Komisja Europejska w opublikowanym na początku listopada sprawozdaniu odnotowała regres Gruzji w walce z korupcją. Tbilisi nie zrealizowało wskazań Komisji Weneckiej dotyczących zwiększenia niezależności Biura Antykorupcyjnego ani wzmocnienia jego uprawnień śledczych w sprawach korupcji na wysokim szczeblu.

KE zwracała też uwagę na problem braku neutralności politycznej organu. W raporcie odnotowano, iż uprawnienia biura wykorzystywano do egzekwowania represyjnych przepisów wymierzonych w organizacje pozarządowe i media. Pojawiły się przypadki nękania NGO przez biuro.

Kandydat "wyłącznie z nazwy"

Komisja Europejska stwierdziła, iż od czasu de facto wstrzymania procesu akcesyjnego Gruzji przez UE w grudniu 2024 roku sytuacja w tym państwie znacznie się pogorszyła. Poważny regres demokracji naznaczony był szybką erozją praworządności i poważnymi ograniczeniami praw podstawowych.
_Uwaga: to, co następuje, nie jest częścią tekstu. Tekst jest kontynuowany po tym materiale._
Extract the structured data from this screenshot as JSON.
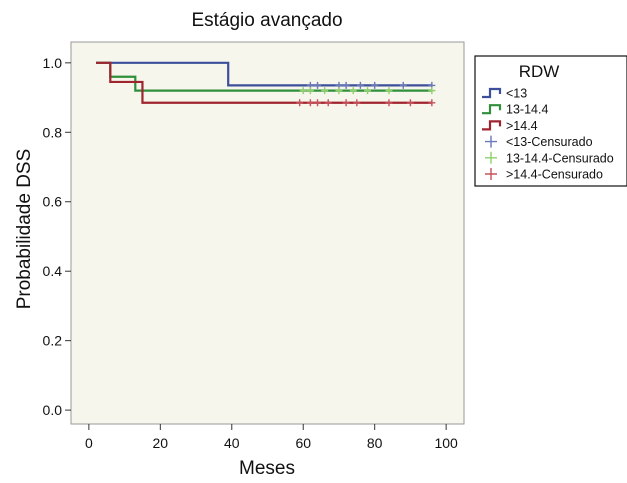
{
  "chart_data": {
    "type": "line",
    "subtype": "kaplan-meier",
    "title": "Estágio avançado",
    "xlabel": "Meses",
    "ylabel": "Probabilidade DSS",
    "xlim": [
      -5,
      105
    ],
    "ylim": [
      -0.04,
      1.06
    ],
    "xticks": [
      0,
      20,
      40,
      60,
      80,
      100
    ],
    "yticks": [
      0.0,
      0.2,
      0.4,
      0.6,
      0.8,
      1.0
    ],
    "ytick_labels": [
      "0.0",
      "0.2",
      "0.4",
      "0.6",
      "0.8",
      "1.0"
    ],
    "grid": false,
    "background": "#f6f6ec",
    "legend": {
      "title": "RDW",
      "placement": "right",
      "entries": [
        {
          "label": "<13",
          "kind": "line",
          "color": "#3c4f9a"
        },
        {
          "label": "13-14.4",
          "kind": "line",
          "color": "#2f8f3a"
        },
        {
          "label": ">14.4",
          "kind": "line",
          "color": "#a0242e"
        },
        {
          "label": "<13-Censurado",
          "kind": "cross",
          "color": "#6a78b8"
        },
        {
          "label": "13-14.4-Censurado",
          "kind": "cross",
          "color": "#8fd06a"
        },
        {
          "label": ">14.4-Censurado",
          "kind": "cross",
          "color": "#c8505a"
        }
      ]
    },
    "series": [
      {
        "name": "<13",
        "color": "#3c4f9a",
        "x": [
          2,
          39,
          96
        ],
        "y": [
          1.0,
          0.935,
          0.935
        ],
        "censored_x": [
          62,
          64,
          70,
          72,
          76,
          80,
          88,
          96
        ]
      },
      {
        "name": "13-14.4",
        "color": "#2f8f3a",
        "x": [
          2,
          6,
          11,
          13,
          96
        ],
        "y": [
          1.0,
          0.96,
          0.96,
          0.92,
          0.92
        ],
        "censored_x": [
          60,
          62,
          66,
          70,
          74,
          78,
          84,
          96
        ]
      },
      {
        "name": ">14.4",
        "color": "#a0242e",
        "x": [
          2,
          6,
          11,
          15,
          96
        ],
        "y": [
          1.0,
          0.945,
          0.945,
          0.885,
          0.885
        ],
        "censored_x": [
          59,
          62,
          64,
          67,
          72,
          75,
          84,
          90,
          96
        ]
      }
    ]
  }
}
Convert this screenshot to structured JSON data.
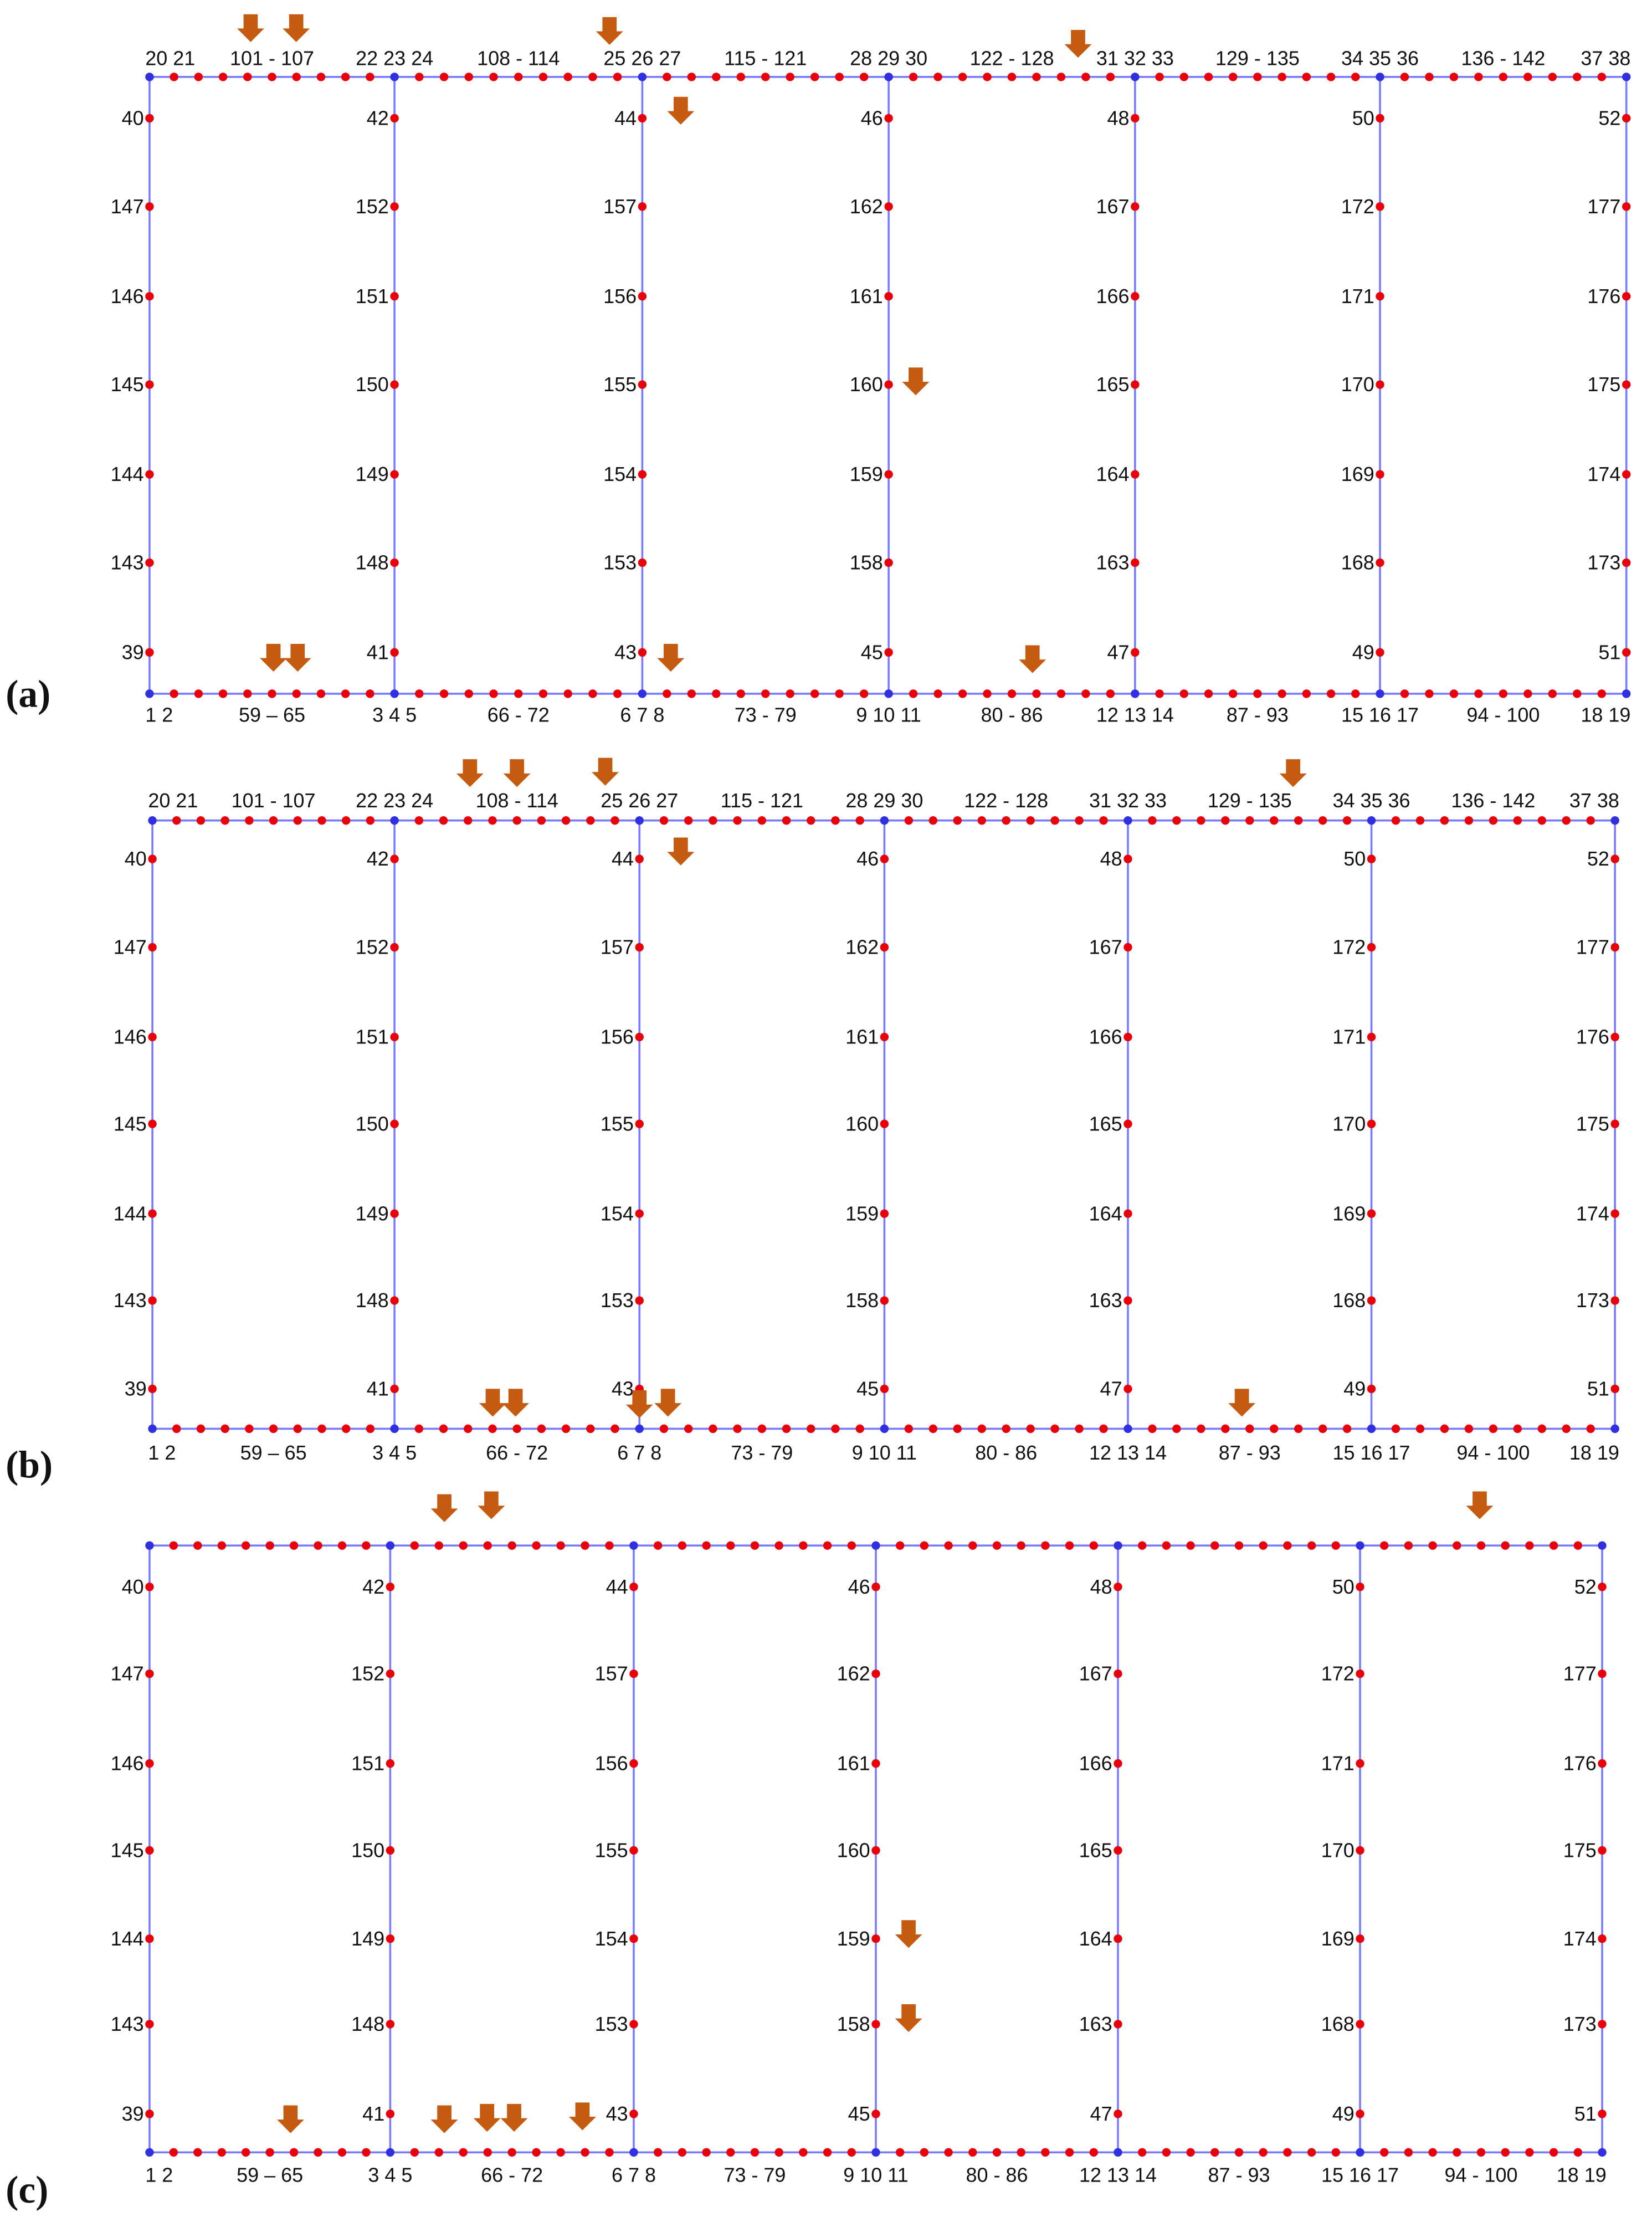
{
  "panels": [
    {
      "label": "(a)",
      "top_labels": [
        "20 21",
        "101 - 107",
        "22 23 24",
        "108 - 114",
        "25 26 27",
        "115 - 121",
        "28 29 30",
        "122 - 128",
        "31 32 33",
        "129 - 135",
        "34 35 36",
        "136 - 142",
        "37 38"
      ],
      "bottom_labels": [
        "1 2",
        "59 – 65",
        "3 4 5",
        "66 - 72",
        "6 7 8",
        "73 - 79",
        "9 10 11",
        "80 - 86",
        "12 13 14",
        "87 - 93",
        "15 16 17",
        "94 - 100",
        "18 19"
      ],
      "columns": [
        [
          "40",
          "147",
          "146",
          "145",
          "144",
          "143",
          "39"
        ],
        [
          "42",
          "152",
          "151",
          "150",
          "149",
          "148",
          "41"
        ],
        [
          "44",
          "157",
          "156",
          "155",
          "154",
          "153",
          "43"
        ],
        [
          "46",
          "162",
          "161",
          "160",
          "159",
          "158",
          "45"
        ],
        [
          "48",
          "167",
          "166",
          "165",
          "164",
          "163",
          "47"
        ],
        [
          "50",
          "172",
          "171",
          "170",
          "169",
          "168",
          "49"
        ],
        [
          "52",
          "177",
          "176",
          "175",
          "174",
          "173",
          "51"
        ]
      ]
    },
    {
      "label": "(b)",
      "top_labels": [
        "20 21",
        "101 - 107",
        "22 23 24",
        "108 - 114",
        "25 26 27",
        "115 - 121",
        "28 29 30",
        "122 - 128",
        "31 32 33",
        "129 - 135",
        "34 35 36",
        "136 - 142",
        "37 38"
      ],
      "bottom_labels": [
        "1 2",
        "59 – 65",
        "3 4 5",
        "66 - 72",
        "6 7 8",
        "73 - 79",
        "9 10 11",
        "80 - 86",
        "12 13 14",
        "87 - 93",
        "15 16 17",
        "94 - 100",
        "18 19"
      ],
      "columns": [
        [
          "40",
          "147",
          "146",
          "145",
          "144",
          "143",
          "39"
        ],
        [
          "42",
          "152",
          "151",
          "150",
          "149",
          "148",
          "41"
        ],
        [
          "44",
          "157",
          "156",
          "155",
          "154",
          "153",
          "43"
        ],
        [
          "46",
          "162",
          "161",
          "160",
          "159",
          "158",
          "45"
        ],
        [
          "48",
          "167",
          "166",
          "165",
          "164",
          "163",
          "47"
        ],
        [
          "50",
          "172",
          "171",
          "170",
          "169",
          "168",
          "49"
        ],
        [
          "52",
          "177",
          "176",
          "175",
          "174",
          "173",
          "51"
        ]
      ]
    },
    {
      "label": "(c)",
      "bottom_labels": [
        "1 2",
        "59 – 65",
        "3 4 5",
        "66 - 72",
        "6 7 8",
        "73 - 79",
        "9 10 11",
        "80 - 86",
        "12 13 14",
        "87 - 93",
        "15 16 17",
        "94 - 100",
        "18 19"
      ],
      "columns": [
        [
          "40",
          "147",
          "146",
          "145",
          "144",
          "143",
          "39"
        ],
        [
          "42",
          "152",
          "151",
          "150",
          "149",
          "148",
          "41"
        ],
        [
          "44",
          "157",
          "156",
          "155",
          "154",
          "153",
          "43"
        ],
        [
          "46",
          "162",
          "161",
          "160",
          "159",
          "158",
          "45"
        ],
        [
          "48",
          "167",
          "166",
          "165",
          "164",
          "163",
          "47"
        ],
        [
          "50",
          "172",
          "171",
          "170",
          "169",
          "168",
          "49"
        ],
        [
          "52",
          "177",
          "176",
          "175",
          "174",
          "173",
          "51"
        ]
      ]
    }
  ]
}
Dlatego KE «uznaje Gruzję za kraj kandydujący wyłącznie z nazwy».

Wniosek o delegalizację opozycji

Rządząca partia Gruzińskie Marzenie złożyła pod koniec października do Trybunału Konstytucyjnego wniosek o delegalizację trzech głównych partii opozycyjnych.

Niezależni obserwatorzy i środowiska opozycyjne alarmują, iż władze w Tbilisi coraz częściej odchodzą od standardów zachodnich. Przyjmowane przez rząd regulacje niebezpiecznie zbliżają Gruzję do norm obowiązujących w Rosji.

Uwaga: Ten artykuł został stworzony przy użyciu Sztucznej Inteligencji (AI).